The decision means that the platform’s article on Zionism will continue to suggest that the ideology inherently supports the expulsion of Palestinians
September 5, 2025 10:06
Wikipedia has frozen editing of its article on Zionism for a year, meaning it will continue to suggest that the ideology inherently supports the ethnic cleansing of Palestinians.
The first paragraph in the influential platform’s article reads: “Zionism is an ethnocultural nationalist movement that emerged in late 19th-century Europe to establish and support a Jewish homeland through the colonisation of Palestine, a region corresponding to the Land of Israel in Judaism and central to Jewish history.
"Zionists wanted to create a Jewish state in Palestine with as much land, as many Jews, and as few Palestinian Arabs as possible.”
As reported by The Tablet, this passage (particularly the second sentence) has been the subject of intense internal debate at Wikipedia, driven by the so-called “Gang of 40”, which the report dubbed “a network of more than three dozen editors who systematically pushed the most extreme anti-Zionist narratives”.
In January 2024, the group reportedly imposed a “moratorium” on editing the sentence, which was written by a volunteer editor known as Levivich – a member of the “gang” who, along with six others, was later banned from making changes to articles related to the conflict due to allegations of bias.
One of the main concerns from critics was that the passage was written in “wikivoice”, asserting it as the impartial reporting of Wikipedia itself rather than as a contested claim.
The organisation’s own Neutral Point of View policy specifically states that editors must “avoid stating seriously contested assertions as facts”.
Another editor filed a Request for Comment (RfC), the first stage in the Wikipedia dispute process, about the passage in November but the thread was reportedly dominated by Gang of 40 members before being closed by a volunteer administrator, who later commented: “I’m not an expert on this topic, nor even all that interested in it.”
An appeal to this decision was filed in March of this year, around a month after a year-long moratorium was imposed on editing the passage to prevent the dispute from flaring up again.

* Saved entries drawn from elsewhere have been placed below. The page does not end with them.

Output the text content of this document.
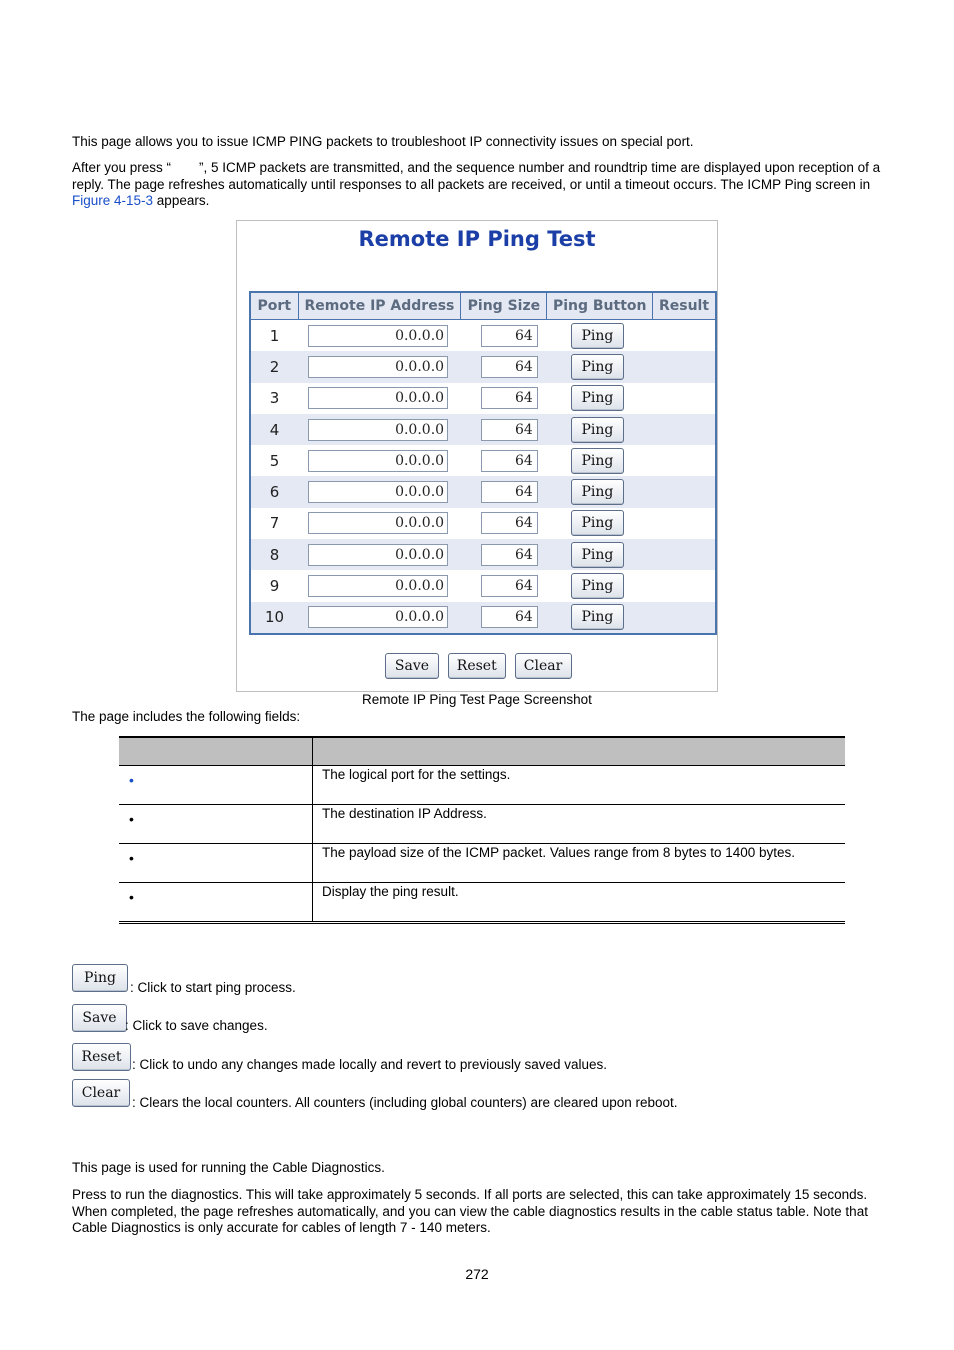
This page allows you to issue ICMP PING packets to troubleshoot IP connectivity issues on special port.

After you press “ ”, 5 ICMP packets are transmitted, and the sequence number and roundtrip time are displayed upon reception of a reply. The page refreshes automatically until responses to all packets are received, or until a timeout occurs. The ICMP Ping screen in Figure 4-15-3 appears.

Remote IP Ping Test
Port	Remote IP Address	Ping Size	Ping Button	Result
1	0.0.0.0	64	Ping	
2	0.0.0.0	64	Ping	
3	0.0.0.0	64	Ping	
4	0.0.0.0	64	Ping	
5	0.0.0.0	64	Ping	
6	0.0.0.0	64	Ping	
7	0.0.0.0	64	Ping	
8	0.0.0.0	64	Ping	
9	0.0.0.0	64	Ping	
10	0.0.0.0	64	Ping	
Save Reset Clear
Remote IP Ping Test Page Screenshot

The page includes the following fields:

•	The logical port for the settings.
•	The destination IP Address.
•	The payload size of the ICMP packet. Values range from 8 bytes to 1400 bytes.
•	Display the ping result.
Ping
: Click to start ping process.
Save : Click to save changes.
Reset : Click to undo any changes made locally and revert to previously saved values.
Clear
: Clears the local counters. All counters (including global counters) are cleared upon reboot.

This page is used for running the Cable Diagnostics.

Press to run the diagnostics. This will take approximately 5 seconds. If all ports are selected, this can take approximately 15 seconds. When completed, the page refreshes automatically, and you can view the cable diagnostics results in the cable status table. Note that Cable Diagnostics is only accurate for cables of length 7 - 140 meters.

272
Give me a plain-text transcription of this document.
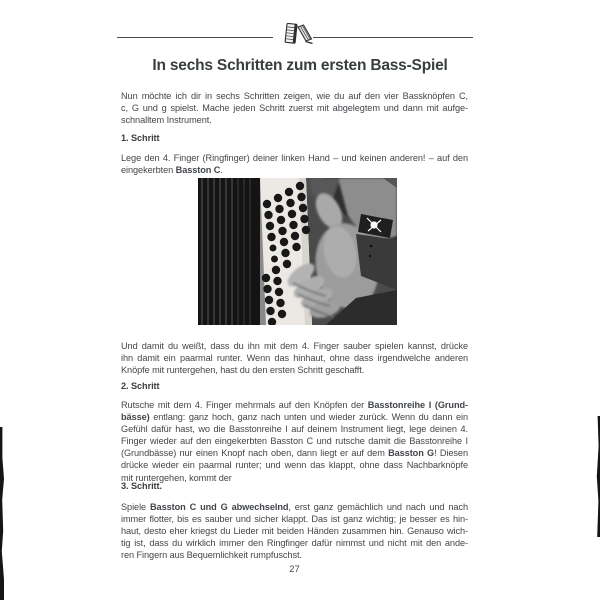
In sechs Schritten zum ersten Bass-Spiel
Nun möchte ich dir in sechs Schritten zeigen, wie du auf den vier Bassknöpfen C,
c, G und g spielst. Mache jeden Schritt zuerst mit abgelegtem und dann mit aufge-
schnalltem Instrument.
1. Schritt
Lege den 4. Finger (Ringfinger) deiner linken Hand – und keinen anderen! – auf den
eingekerbten Basston C.
Und damit du weißt, dass du ihn mit dem 4. Finger sauber spielen kannst, drücke
ihn damit ein paarmal runter. Wenn das hinhaut, ohne dass irgendwelche anderen
Knöpfe mit runtergehen, hast du den ersten Schritt geschafft.
2. Schritt
Rutsche mit dem 4. Finger mehrmals auf den Knöpfen der Basstonreihe I (Grund-
bässe) entlang: ganz hoch, ganz nach unten und wieder zurück. Wenn du dann ein
Gefühl dafür hast, wo die Basstonreihe I auf deinem Instrument liegt, lege deinen 4.
Finger wieder auf den eingekerbten Basston C und rutsche damit die Basstonreihe I
(Grundbässe) nur einen Knopf nach oben, dann liegt er auf dem Basston G! Diesen
drücke wieder ein paarmal runter; und wenn das klappt, ohne dass Nachbarknöpfe
mit runtergehen, kommt der
3. Schritt.
Spiele Basston C und G abwechselnd, erst ganz gemächlich und nach und nach
immer flotter, bis es sauber und sicher klappt. Das ist ganz wichtig; je besser es hin-
haut, desto eher kriegst du Lieder mit beiden Händen zusammen hin. Genauso wich-
tig ist, dass du wirklich immer den Ringfinger dafür nimmst und nicht mit den ande-
ren Fingern aus Bequemlichkeit rumpfuschst.
27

The freeze, reportedly approved by the same administrator who closed the RfC, ensures the changes will remain in place until at least February 2026, by which time the dismissed editors may have appealed their own bans.
And, while the decision is under review, the row has gained national attention after the House Committee on Oversight and Government Reform launched an investigation into the Wikimedia Foundation, the nonprofit organisation that hosts Wikipedia, last week.
The committee is set to examine the potential influence of foreign actors over US public opinion through article editing, including “potentially systematic efforts to advance antisemitic and anti-Israel information in Wikipedia articles.”
This, reports the Tablet, could put the Gang of 40 in its sights, especially as one of the group’s members has allegedly demonstrated a pattern of editing to favour the Iranian regime, including the erasure of human rights abuses perpetrated by the Islamic Republic from Wikipedia entries.
That individual alone is reported to have made over 400 article edits alone, allegedly amounting to the “systematic removal of instances documenting human-rights crimes by Iranian officials”.